Holtec Applies For Permit To Store San Onofre’s Nuclear Waste In New Mexico
Thursday, May 11, 2017
Credit: Google Earth
The nuclear waste stored at San Onofre may eventually move to New Mexico. Southern California Edison’s Community Engagement Panel meets Thursday night in Laguna Hills to focus on the latest developments in interim storage options for nuclear waste.
The nuclear waste being stored at San Onofre may eventually move to New Mexico. Southern California Edison’s Community Engagement Panel meets Thursday night in Laguna Hills to focus on the latest developments in interim storage for nuclear waste.
Joy Russell is with Holtec International, the company preparing to store San Onofre’s spent nuclear fuel rods in vertical steel canisters embedded in concrete. The site is next to the now-shuttered power plant, approximately 100 feet from the ocean.

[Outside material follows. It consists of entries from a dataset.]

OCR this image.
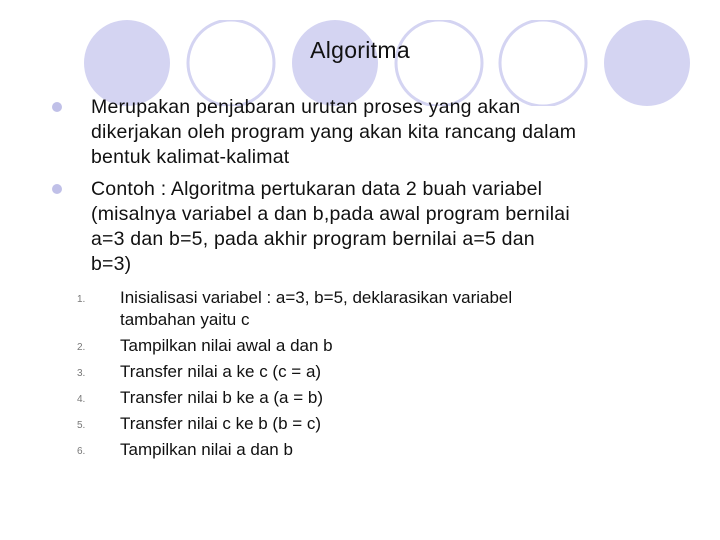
Algoritma
Merupakan penjabaran urutan proses yang akan
dikerjakan oleh program yang akan kita rancang dalam
bentuk kalimat-kalimat
Contoh : Algoritma pertukaran data 2 buah variabel
(misalnya variabel a dan b,pada awal program bernilai
a=3 dan b=5, pada akhir program bernilai a=5 dan
b=3)
1. Inisialisasi variabel : a=3, b=5, deklarasikan variabel
tambahan yaitu c
2. Tampilkan nilai awal a dan b
3. Transfer nilai a ke c (c = a)
4. Transfer nilai b ke a (a = b)
5. Transfer nilai c ke b (b = c)
6. Tampilkan nilai a dan b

Russell said the storage system, called HI-STORM UMAX, is already licensed by the Nuclear Regulatory Commission. She said Holtec has applied to the NRC for site-specific permits to use the same system at an interim storage location of about 1,000 acres in New Mexico.
“Holtec’s intent is that the HI-STORM UMAX is designed and will be licensed to accommodate all canisters containing spent nuclear fuel of any type in use in the United States,” Russell said.
Congress is considering interim storage for nuclear waste, since no long-term storage has been indentified. A site under development at Yucca Mountain in Nevada was defunded in 2011.
“This site in New Mexico is temporary,” Russell said, “and then when Yucca Mountain is open, then it’s removed to Yucca Mountain or whatever other place the United States government has for a final disposition.”
Russell said the interim storage site has strong state and local support. She said the governor of New Mexico, Susana Martinez, has written to the U.S. Energy Secretary to endorse the plan.
Russell said Holtec is partnering on the interim storage project with Eddy-Lea Energy Alliance in New Mexico. Edlow International, a company that has been transporting nuclear components for 50 years, would transport the waste, though Russell said a transportation route has not been negotiated.
Nuclear sites all over the country are waiting for Congress to approve interim storage. It could take years. There will likely not be enough space in the site in New Mexico to accept all the nuclear waste waiting for alternative storage.
Russell said Holtec has not yet contracted with Southern California Edison to take San Onofre’s nuclear waste to New Mexico if Congress approves interim storage as an option, and if all the necessary environmental reviews and permits are granted.
Holtec's chief nuclear officer, Pierre Oneid, will be at Thursday's Community Engagement Panel meeting at 5:30 – 8:30 p.m. at the Laguna Hills Community Center, 25555 Alicia Parkway, Laguna Hills, CA 92653.